I want to extend an invitation to you, Mr. Deputy Speaker, and to my right hon. Friend the Minister for Local Government and the Regions. My hon. Friend the Minister for Tourism, Film and Broadcasting recommended in the House last week that every hon. Member should visit Gravesham. I described Gravesend as the latest tourist hotspot, but that applies to the whole of north Kent where our cultural heritage is an important part of the regeneration potential, as are the available brownfield development sites and the transport links. In particular, the rivers Medway and Thames have enormous potential for regeneration and development.

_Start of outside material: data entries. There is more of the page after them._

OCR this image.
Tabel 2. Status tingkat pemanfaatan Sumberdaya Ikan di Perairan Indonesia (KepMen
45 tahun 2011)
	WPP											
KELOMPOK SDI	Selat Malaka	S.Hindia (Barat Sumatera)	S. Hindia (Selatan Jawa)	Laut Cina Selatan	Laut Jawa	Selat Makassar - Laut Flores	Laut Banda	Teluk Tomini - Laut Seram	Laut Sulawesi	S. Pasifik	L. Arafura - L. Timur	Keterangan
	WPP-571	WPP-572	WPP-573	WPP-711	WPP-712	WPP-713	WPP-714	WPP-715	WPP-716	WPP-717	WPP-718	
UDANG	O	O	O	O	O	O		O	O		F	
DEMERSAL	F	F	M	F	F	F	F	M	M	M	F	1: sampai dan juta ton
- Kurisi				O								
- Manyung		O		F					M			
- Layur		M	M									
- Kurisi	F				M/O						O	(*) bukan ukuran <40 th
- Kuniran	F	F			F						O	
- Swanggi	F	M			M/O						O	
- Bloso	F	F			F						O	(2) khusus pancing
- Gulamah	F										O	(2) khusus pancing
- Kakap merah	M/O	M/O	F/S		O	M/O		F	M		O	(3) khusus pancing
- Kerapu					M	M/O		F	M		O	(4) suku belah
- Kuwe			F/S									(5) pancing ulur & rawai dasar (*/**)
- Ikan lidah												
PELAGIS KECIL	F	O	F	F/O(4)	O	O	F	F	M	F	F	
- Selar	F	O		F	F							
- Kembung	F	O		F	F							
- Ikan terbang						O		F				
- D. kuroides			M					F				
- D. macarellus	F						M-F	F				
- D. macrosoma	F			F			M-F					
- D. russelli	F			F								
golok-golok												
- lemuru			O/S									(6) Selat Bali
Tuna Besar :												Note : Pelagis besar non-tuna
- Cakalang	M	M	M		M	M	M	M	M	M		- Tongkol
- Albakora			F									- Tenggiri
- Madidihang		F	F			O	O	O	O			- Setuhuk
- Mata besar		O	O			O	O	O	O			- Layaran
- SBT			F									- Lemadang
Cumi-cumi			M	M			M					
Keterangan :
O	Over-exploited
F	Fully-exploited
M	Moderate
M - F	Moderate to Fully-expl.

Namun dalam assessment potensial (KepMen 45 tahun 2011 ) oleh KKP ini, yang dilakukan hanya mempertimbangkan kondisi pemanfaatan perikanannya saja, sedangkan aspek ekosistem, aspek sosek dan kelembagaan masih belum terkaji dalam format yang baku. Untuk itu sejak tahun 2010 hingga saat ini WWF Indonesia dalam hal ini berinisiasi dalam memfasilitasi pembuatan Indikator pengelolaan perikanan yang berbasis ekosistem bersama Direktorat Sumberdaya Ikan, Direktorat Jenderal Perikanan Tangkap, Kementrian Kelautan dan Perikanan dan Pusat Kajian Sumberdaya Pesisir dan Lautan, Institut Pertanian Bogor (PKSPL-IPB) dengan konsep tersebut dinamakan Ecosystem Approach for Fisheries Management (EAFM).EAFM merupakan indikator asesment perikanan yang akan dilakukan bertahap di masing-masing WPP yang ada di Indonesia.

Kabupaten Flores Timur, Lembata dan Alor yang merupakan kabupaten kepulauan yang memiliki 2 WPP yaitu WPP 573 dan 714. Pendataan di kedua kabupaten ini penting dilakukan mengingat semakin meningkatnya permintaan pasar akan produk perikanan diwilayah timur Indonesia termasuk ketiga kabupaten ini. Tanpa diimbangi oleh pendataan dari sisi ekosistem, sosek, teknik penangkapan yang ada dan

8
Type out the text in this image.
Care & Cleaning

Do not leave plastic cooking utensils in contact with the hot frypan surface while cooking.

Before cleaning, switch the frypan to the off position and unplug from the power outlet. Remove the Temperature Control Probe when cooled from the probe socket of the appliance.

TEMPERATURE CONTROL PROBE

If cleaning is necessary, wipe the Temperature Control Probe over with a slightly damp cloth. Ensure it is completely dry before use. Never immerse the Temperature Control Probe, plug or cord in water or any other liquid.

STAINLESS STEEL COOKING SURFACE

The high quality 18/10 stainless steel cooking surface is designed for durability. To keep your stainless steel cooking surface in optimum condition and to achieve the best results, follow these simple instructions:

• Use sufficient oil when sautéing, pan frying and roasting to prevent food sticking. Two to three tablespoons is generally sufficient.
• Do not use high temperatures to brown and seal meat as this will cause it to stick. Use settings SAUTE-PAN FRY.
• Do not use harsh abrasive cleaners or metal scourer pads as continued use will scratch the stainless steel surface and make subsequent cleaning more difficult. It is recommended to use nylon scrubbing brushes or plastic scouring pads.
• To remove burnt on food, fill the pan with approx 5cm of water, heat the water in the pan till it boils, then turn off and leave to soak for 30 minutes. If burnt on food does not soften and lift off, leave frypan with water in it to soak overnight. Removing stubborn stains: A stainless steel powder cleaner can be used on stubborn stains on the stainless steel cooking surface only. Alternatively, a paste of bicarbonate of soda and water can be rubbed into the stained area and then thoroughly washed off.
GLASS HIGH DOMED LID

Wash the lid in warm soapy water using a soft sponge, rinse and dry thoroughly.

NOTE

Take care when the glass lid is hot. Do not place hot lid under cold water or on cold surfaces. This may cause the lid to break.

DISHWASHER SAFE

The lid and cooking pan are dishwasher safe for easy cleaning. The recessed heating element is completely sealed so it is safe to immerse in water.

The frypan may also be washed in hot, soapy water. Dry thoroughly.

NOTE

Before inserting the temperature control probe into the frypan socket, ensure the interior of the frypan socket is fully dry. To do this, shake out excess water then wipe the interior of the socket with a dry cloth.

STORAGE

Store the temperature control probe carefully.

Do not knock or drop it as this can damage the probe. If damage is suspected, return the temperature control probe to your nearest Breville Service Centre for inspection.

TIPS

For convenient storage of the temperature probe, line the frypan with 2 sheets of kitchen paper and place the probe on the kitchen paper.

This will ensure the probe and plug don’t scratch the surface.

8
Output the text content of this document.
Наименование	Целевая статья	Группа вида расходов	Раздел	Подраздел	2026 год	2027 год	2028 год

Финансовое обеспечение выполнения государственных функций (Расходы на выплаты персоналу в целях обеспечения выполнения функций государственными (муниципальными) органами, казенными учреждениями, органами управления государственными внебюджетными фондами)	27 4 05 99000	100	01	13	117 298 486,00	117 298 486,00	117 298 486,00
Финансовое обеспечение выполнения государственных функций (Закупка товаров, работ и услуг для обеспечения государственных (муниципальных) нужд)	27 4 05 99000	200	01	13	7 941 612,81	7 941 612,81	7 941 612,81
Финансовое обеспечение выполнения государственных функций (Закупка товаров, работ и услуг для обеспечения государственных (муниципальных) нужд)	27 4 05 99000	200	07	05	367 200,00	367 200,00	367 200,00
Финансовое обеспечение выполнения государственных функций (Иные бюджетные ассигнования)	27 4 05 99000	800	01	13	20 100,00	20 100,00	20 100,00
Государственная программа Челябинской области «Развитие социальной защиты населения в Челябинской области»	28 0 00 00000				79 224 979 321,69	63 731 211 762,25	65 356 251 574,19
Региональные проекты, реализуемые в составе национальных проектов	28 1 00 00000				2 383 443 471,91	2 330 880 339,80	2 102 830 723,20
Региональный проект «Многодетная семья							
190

Local authorities and other agencies in north Kent, as well as hon. Members who represent the area in Parliament, are committed to ensuring that we achieve regeneration to allow all the communities in the area to share in the growing prosperity and employment in a way that provides a driving force for prosperity and
The Minister for Local Government and the Regions (Ms Hilary Armstrong ): I thank you, Mr. Deputy Speaker, and those hon. Members who represent north Kent constituencies for the debate. I am delighted to be here, although, coming from Durham, I will need a lot of persuading that any cathedral is better than Durham cathedral. I want to thank hon. Members not just for the debate, but for their work to ensure that we make progress in the Thames gateway and that we work together effectively at central and local government level and with the other partners who want to ensure that the Thames gateway is developed. We especially want the north Kent area within the Thames gateway to be developed in a way that really does enhance the opportunities of local people to achieve a better quality of life in all senses.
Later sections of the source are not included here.